As a psychotherapist I’ve worked in hospitals for people sectioned for serious crimes, and written the start of a novel, ‘Phoenix: Supersensitive’, based around that.
My fellow tutor at Swanwick Writers’ Summer School this year was Simon Hall, the BBC’s crime correspondent for the South West, and author of ‘The TV Detective’ novels. We’ve both been on the crime front line. Fertile ground, I felt, for a discussion about the ‘wild’ in our characters (and in ourselves for that matter). Simon has this to say about wildness in character…
For crime writers, wildness is particularly important. Whether it’s the momentary loss of control, or the long held dissociation from the world that leads to the breaching of society’s conventions…. And there’s wildness in the good guys and girls, too. Something has to drive them to track down the baddies, often well beyond the call of duty, breaking the rules and imperilling themselves at the same time.
My experience of the world as both journalist and author makes me believe there’s wildness in us all – it’s just a question of how deeply buried, how afraid we are of letting it loose… and what the consequences might be if we do.
He’s defining wild as the animal part of us. It resides underneath, and is often bridled by, convention.
It’s the part of ourselves that we fear, and restrain, even before society does that for us.
Looking at how it can manifest, we might say that we have good reason to fear its destructive qualities. Certainly, the patients I worked with could be said to be a case in point. Those that had strangled their children, habitually swallowed knives or set fires to their rooms, I sometimes heard described as ‘wild’.
But were they truly wild? The use of the word in that context always bothered me.

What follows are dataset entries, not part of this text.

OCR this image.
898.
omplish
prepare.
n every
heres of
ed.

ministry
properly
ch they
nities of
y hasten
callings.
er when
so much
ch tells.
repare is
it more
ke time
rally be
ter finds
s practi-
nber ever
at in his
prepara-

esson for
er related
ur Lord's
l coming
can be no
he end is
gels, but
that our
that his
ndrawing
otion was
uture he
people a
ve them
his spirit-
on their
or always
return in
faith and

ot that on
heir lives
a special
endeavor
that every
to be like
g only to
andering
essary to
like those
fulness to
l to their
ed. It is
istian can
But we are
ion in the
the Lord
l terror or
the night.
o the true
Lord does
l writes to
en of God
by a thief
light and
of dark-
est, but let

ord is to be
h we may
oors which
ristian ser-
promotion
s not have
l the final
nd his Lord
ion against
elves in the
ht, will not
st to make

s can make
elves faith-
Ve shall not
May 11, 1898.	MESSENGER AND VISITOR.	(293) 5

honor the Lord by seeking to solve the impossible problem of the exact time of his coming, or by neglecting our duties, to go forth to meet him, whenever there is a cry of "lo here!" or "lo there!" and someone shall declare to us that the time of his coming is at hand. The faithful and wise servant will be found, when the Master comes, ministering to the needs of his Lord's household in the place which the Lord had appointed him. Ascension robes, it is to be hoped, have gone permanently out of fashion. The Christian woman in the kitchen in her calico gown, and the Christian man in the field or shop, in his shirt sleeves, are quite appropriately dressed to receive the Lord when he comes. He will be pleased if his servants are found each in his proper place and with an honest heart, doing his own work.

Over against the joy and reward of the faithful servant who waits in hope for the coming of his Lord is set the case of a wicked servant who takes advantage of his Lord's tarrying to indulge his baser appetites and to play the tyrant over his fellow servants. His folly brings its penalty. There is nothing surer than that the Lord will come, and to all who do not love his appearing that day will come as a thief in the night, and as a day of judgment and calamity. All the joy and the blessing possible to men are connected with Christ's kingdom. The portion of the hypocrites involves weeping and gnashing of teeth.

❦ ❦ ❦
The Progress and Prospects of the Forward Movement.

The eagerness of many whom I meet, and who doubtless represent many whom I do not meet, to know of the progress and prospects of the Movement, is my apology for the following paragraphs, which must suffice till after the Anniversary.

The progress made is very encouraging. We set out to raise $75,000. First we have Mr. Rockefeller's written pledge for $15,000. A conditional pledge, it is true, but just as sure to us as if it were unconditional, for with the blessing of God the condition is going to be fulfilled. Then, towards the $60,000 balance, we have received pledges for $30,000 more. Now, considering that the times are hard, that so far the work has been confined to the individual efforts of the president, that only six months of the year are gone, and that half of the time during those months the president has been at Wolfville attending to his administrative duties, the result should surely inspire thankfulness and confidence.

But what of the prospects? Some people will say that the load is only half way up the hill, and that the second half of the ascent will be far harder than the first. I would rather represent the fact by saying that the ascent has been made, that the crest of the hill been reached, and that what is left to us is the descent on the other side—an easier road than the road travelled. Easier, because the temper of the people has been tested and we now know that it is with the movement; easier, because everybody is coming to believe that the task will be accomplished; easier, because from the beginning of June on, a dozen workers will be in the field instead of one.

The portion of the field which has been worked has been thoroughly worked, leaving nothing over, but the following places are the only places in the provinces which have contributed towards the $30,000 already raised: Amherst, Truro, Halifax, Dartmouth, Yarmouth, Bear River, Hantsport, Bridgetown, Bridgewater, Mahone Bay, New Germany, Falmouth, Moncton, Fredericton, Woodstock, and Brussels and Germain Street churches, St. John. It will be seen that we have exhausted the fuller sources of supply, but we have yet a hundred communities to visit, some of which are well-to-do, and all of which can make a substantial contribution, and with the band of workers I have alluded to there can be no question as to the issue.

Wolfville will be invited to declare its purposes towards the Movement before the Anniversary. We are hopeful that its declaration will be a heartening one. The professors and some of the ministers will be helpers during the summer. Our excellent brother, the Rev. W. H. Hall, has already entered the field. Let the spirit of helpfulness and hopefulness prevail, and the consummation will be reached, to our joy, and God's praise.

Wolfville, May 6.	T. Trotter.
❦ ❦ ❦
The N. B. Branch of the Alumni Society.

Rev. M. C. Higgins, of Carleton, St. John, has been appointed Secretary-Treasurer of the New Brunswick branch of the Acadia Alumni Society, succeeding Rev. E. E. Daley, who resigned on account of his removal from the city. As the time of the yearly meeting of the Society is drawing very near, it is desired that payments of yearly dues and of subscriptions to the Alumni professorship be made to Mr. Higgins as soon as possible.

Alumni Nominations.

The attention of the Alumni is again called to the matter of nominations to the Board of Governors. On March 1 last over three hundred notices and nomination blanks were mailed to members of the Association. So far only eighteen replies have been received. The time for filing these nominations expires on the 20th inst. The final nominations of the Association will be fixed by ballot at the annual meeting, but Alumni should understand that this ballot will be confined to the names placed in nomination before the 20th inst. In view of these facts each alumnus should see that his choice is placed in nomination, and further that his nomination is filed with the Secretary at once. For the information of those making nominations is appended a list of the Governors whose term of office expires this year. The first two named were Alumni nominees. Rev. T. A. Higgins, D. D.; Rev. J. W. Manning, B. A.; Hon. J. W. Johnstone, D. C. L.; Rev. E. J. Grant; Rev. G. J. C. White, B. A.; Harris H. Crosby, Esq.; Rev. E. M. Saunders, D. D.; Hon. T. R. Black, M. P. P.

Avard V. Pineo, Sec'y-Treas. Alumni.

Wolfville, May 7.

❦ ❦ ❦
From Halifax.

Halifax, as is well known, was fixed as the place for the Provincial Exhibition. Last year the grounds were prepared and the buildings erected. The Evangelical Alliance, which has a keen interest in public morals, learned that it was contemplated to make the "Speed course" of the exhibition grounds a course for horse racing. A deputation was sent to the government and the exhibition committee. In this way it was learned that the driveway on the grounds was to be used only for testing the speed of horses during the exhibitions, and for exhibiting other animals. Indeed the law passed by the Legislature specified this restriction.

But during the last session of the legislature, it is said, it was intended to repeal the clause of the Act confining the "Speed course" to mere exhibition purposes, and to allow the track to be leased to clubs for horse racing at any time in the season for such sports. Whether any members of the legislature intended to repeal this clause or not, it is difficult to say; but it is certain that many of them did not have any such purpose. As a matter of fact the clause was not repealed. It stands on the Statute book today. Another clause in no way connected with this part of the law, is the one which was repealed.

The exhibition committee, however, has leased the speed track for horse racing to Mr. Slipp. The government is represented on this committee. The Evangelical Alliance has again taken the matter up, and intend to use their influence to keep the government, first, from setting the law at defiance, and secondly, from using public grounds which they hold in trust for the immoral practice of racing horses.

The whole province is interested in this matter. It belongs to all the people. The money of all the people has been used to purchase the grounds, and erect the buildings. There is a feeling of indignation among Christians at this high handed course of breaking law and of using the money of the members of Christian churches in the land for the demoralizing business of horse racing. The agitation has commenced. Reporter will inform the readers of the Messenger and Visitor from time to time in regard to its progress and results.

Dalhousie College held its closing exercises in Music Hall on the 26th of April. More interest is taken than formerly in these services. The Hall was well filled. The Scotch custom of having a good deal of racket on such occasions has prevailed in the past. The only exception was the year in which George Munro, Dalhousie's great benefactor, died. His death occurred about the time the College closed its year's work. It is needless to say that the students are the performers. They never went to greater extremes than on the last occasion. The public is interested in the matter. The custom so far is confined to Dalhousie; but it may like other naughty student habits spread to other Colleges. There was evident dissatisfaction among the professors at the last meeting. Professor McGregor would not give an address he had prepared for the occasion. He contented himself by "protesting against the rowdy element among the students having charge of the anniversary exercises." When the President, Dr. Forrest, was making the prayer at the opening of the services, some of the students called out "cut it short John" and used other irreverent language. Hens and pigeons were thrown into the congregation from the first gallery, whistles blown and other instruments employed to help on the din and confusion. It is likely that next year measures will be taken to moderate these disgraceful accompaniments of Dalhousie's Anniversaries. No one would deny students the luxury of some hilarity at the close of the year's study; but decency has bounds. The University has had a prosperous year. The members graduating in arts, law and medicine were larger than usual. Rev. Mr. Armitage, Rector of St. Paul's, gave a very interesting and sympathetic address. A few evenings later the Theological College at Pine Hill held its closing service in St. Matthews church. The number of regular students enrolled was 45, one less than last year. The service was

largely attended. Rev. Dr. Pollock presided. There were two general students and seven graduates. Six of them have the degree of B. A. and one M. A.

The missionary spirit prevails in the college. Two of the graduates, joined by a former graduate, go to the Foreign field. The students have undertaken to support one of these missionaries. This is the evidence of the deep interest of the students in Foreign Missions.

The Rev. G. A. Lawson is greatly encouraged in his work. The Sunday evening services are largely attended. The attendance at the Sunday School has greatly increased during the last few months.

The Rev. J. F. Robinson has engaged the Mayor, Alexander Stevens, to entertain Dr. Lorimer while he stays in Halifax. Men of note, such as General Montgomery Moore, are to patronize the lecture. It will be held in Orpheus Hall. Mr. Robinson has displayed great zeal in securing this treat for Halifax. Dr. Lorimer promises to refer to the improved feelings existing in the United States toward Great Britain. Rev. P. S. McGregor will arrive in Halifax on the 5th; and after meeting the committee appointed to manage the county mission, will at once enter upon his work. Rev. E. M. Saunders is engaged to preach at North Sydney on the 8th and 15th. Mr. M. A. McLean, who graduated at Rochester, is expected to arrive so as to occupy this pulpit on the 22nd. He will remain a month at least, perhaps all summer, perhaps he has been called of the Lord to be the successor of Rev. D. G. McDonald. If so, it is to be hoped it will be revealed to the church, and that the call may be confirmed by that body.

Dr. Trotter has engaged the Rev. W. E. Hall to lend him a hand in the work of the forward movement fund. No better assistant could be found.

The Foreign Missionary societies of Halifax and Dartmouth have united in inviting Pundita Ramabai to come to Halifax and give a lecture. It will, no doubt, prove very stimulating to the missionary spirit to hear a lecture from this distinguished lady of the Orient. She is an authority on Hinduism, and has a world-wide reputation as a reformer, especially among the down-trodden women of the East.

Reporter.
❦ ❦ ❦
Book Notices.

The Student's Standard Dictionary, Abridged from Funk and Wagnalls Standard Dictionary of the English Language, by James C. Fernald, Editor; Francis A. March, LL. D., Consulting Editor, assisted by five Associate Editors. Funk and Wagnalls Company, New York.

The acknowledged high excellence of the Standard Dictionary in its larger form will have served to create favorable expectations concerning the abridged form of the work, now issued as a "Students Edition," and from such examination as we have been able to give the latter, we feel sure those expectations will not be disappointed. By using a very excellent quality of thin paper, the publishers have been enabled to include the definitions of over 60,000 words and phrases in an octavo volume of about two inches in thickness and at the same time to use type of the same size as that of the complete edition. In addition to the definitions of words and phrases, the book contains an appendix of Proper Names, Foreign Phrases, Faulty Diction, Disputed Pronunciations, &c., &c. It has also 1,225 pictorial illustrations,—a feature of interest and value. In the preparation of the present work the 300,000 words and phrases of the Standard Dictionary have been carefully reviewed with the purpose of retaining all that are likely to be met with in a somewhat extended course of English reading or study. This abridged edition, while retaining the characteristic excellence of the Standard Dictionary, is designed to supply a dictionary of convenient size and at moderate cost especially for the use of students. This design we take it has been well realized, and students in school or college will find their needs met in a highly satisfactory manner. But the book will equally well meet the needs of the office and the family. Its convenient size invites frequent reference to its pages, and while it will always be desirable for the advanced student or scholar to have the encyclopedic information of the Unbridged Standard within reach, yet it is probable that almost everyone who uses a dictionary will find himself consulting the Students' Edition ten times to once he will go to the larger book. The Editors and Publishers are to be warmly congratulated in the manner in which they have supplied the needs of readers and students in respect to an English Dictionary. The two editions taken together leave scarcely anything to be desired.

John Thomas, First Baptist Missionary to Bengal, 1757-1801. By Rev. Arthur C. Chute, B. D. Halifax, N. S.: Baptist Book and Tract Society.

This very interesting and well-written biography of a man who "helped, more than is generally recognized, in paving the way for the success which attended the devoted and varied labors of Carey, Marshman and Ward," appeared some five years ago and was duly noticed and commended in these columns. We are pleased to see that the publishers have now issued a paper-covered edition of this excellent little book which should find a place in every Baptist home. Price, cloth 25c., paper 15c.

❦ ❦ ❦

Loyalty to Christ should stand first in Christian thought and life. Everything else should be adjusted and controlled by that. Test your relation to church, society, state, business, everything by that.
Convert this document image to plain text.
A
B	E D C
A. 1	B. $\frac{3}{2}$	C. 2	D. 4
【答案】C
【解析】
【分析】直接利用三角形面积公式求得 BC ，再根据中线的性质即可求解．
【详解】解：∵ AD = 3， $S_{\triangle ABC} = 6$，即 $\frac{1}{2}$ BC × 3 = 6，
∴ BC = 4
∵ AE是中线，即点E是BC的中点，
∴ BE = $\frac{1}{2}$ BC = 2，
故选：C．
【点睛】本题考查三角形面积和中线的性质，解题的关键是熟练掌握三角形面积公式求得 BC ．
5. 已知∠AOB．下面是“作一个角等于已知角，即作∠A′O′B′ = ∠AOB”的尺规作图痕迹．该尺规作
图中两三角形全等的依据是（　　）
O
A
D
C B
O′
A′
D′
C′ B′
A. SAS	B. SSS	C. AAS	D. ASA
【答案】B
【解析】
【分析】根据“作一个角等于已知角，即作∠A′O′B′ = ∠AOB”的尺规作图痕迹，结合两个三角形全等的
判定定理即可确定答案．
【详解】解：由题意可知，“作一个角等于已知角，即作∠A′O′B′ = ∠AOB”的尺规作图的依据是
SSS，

They bore little resemblance to the ‘wild’ I saw in the sleek fur of the wild cat I glimpsed when I walked in the forest on my days off. An animal in the wild often looks healthy. Cutting your stomach up, or trying to hang yourself doesn’t make you look at all well, believe me.
Certainly, in one way, my patients were ‘wild’. No differently to every human and non-human animal, their lives were a heroic mission to firstly survive, and then to thrive, enacted largely unconsciously. Often, they had survived because they told stories- stories of escape and freedom when they were trapped in unbearable situations. When things were about as bad as they could get, it was that so-called ‘primitive’ part of themselves that had led them out.
However, in the case of my patients, often the strategies that had once enabled them to survive, had become outdated, inflexible or stuck.
The ‘wildness’ had become corrupted into ‘craziness’, a disconnection from reality, rather than a working in harmony with it.
Most of us, thankfully, never have to resort to the types of extreme actions that Simon or I observe in our work, or fictionalise on the page. However, we all have a journey to do to re-find our wild writer. We’re aiming at connection and balance, rather than disconnection. Then, rather than getting lost in our stories, we’ll get found through them. When we can locate true wildness in ourselves, we’re a damn sight more likely to be able to write that riveting, emotionally charged way of being on to the page.
Write a character sketch or short story piece about a character that has to respond to extreme circumstances (a threat to their physical or emotional life) with extreme actions.
You might also like to think about how these events might echo through their life afterwards, and impact upon it.